I Have Everything I Need

At times, I find, it can be beneficial to use the promise of a purchase to prod oneself forward.

I tend to do this with upgrades to the tools I use: I tell myself that once I hit a certain milestone, achieve a certain ambitious goal, that I’ll swap out my old microphone with that fancy-pants, higher-tier one I’ve been eyeballing, or I’ll invest in a new chef’s knife once I’ve mastered a collection of new recipes and proven to myself that a more pro-grade utensil won’t be wasted on me.

I find that setting such goals and putting some distance between my present desire to buy some whizzbang new whatever, and the potential act of purchasing it, gives me the mental space to consider whether it would actually justify the price paid for it: the hours of my life, the attention and energy I’ve expended to earn the money I might exchange for this theoretical acquisition.

I also find, though, that it can be valuable to periodically do the opposite: rather than using my latent desire to consume as a productivity-prod, I attempt to derail that drive completely—at least for a time.

I typically think of these chunks of time as my “I Have Everything I Need” vacations, because my policy during these periods is to just say, out loud, when I find myself thinking about how nice it would be to have X, Y, or Z, “I have everything I need.”

One trick I’ve figured out along the way is that such periods are easiest to implement—for me, at least—after having solved some kind of problem with a (usually quite small) acquisition or upgrade so I can kick off a two-monthlong I Have Everything I Need vacation with a tiny victory: installing blackout curtains in the bedroom, finding the perfect, tiny little lamp to fill that shadowy void in the corner of my living room that bugs me every single day; something along those lines.

Fixing a persistent issue that adds friction to my day injects me with a burst of “job well done”-style enthusiasm, and I can usually ride that wave for a good, long while without running into the usual “Oh but now I want this other thing” barriers, because of how nice it feels to just enjoy life as it already is, that tiny upgrade illuminating and magnifying all the wonderful things about my existing setup.

That step won’t be necessary for everyone, and it’s absolutely possible to opt for a purchase-free period without it; in many cases that’s actually more ideal.
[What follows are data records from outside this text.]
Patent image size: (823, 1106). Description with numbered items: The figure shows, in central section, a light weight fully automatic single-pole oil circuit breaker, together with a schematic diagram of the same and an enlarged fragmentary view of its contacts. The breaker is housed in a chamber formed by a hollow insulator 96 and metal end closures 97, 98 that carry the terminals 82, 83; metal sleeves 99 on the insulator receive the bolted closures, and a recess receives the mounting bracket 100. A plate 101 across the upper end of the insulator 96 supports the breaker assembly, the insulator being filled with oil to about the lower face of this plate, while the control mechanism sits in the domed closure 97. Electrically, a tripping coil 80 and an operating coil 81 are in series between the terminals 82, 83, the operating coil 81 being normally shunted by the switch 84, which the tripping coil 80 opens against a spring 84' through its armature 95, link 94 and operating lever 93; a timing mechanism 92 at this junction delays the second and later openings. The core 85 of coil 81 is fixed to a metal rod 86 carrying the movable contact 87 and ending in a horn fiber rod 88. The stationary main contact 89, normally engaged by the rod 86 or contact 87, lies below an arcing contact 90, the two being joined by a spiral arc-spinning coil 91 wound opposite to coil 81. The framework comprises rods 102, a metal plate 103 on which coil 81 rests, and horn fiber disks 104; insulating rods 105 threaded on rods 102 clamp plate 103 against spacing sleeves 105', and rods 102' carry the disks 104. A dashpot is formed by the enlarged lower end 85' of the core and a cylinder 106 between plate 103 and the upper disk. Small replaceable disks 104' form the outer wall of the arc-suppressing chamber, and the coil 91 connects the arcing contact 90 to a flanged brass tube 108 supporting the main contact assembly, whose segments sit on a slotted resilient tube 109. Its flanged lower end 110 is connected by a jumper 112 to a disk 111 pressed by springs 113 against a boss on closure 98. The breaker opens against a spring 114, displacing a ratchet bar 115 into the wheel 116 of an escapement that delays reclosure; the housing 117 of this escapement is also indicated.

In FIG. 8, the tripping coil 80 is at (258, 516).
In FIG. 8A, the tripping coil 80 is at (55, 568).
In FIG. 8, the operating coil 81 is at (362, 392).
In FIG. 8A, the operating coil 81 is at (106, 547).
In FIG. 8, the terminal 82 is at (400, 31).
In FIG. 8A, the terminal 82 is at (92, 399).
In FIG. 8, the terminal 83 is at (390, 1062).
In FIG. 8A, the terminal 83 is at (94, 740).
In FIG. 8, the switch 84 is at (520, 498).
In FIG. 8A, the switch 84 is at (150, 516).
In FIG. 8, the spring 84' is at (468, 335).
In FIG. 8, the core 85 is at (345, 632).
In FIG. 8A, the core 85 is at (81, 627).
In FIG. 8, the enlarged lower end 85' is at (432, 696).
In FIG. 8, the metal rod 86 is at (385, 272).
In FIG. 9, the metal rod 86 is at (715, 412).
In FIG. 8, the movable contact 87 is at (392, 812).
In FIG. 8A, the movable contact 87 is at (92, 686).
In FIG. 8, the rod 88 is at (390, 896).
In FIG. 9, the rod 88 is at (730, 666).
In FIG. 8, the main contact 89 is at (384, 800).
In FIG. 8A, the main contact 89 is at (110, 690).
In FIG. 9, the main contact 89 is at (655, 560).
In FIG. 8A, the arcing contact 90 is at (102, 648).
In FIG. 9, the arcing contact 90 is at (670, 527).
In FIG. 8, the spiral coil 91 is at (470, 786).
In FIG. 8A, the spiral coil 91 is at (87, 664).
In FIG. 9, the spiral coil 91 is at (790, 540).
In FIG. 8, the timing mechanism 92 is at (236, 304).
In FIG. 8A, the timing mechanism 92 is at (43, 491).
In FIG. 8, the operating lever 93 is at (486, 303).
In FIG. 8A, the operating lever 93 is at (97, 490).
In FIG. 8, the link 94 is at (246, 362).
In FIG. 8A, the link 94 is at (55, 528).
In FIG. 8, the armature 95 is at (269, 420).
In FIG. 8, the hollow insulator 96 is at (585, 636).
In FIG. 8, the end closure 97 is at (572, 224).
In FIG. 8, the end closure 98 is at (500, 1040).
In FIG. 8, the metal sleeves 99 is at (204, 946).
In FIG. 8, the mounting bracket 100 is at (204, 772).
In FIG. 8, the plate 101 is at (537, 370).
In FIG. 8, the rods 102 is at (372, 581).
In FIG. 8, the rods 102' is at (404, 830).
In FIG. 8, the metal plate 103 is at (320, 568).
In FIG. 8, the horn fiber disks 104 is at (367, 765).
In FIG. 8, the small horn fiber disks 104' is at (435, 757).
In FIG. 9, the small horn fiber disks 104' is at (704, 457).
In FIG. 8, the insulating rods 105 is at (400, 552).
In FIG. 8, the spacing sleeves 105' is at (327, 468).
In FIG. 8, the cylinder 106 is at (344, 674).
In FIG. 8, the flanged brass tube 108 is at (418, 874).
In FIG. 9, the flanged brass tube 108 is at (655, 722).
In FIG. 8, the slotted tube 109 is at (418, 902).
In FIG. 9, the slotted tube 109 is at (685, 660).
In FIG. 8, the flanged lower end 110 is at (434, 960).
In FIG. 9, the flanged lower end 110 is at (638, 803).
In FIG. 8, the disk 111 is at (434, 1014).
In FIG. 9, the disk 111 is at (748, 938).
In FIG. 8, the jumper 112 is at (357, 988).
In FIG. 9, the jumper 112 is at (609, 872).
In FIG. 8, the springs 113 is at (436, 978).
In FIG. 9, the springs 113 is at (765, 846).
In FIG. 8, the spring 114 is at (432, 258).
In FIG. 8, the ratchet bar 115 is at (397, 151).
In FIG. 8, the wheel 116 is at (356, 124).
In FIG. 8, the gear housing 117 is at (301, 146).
But I find such a tweak typically sparks newfound appreciation for what I’ve already got, making that segue effortless. My living room now has proper lighting and the space feels new and spiffy, and all the things that were already there, likewise, now exhibit the glimmer of novelty.

Some important caveats:

Consumables like groceries don’t fit within this schema. It’s a method of fending off the type of persistent procurement-longings that regularly result in our buying things we don’t particularly want or need, but which have been sold to us in clever and pernicious ways.

Food, in contrast, is something that we generally require to survive.

It also doesn’t work as well in the midst of a lifestyle upheaval.

I decided to set up a home base here in the US two months ago, for instance, and if I had attempted this reframing approach right after moving into an empty flat in Milwaukee, without a bed to sleep on or a desk to work at, I could have technically survived in such a space but it would have made little sense to do so when I could have gotten so much more out of my new home by making some intentional investments (after that simple batch of infrastructure was in place, though, it was relatively easy convincing myself to take some time off from buying stuff).

Most of us, much of the time, are already in pretty good situations when it comes to our possession-based infrastructure. We could stop buying stuff for a while and be perfectly fine with what’s already there, despite what almost every voice and message in our social and economic environments are telling us.

Do we have everything we could possibly want?

Almost certainly not: the nature of our economy is (currently) predicated (to the point of dependence) on keeping us consuming, so it’s unlikely that any of us will ever feel absolutely sated in that regard.

So it’s not a personal failing to feel that desire, it’s an understandable inclination.

But there are things we can do to moderate those inclinations if we choose to do so, and honing an arsenal of habits or tricks that help diminish their near-compulsive power makes such moderation a whole lot easier to implement and maintain.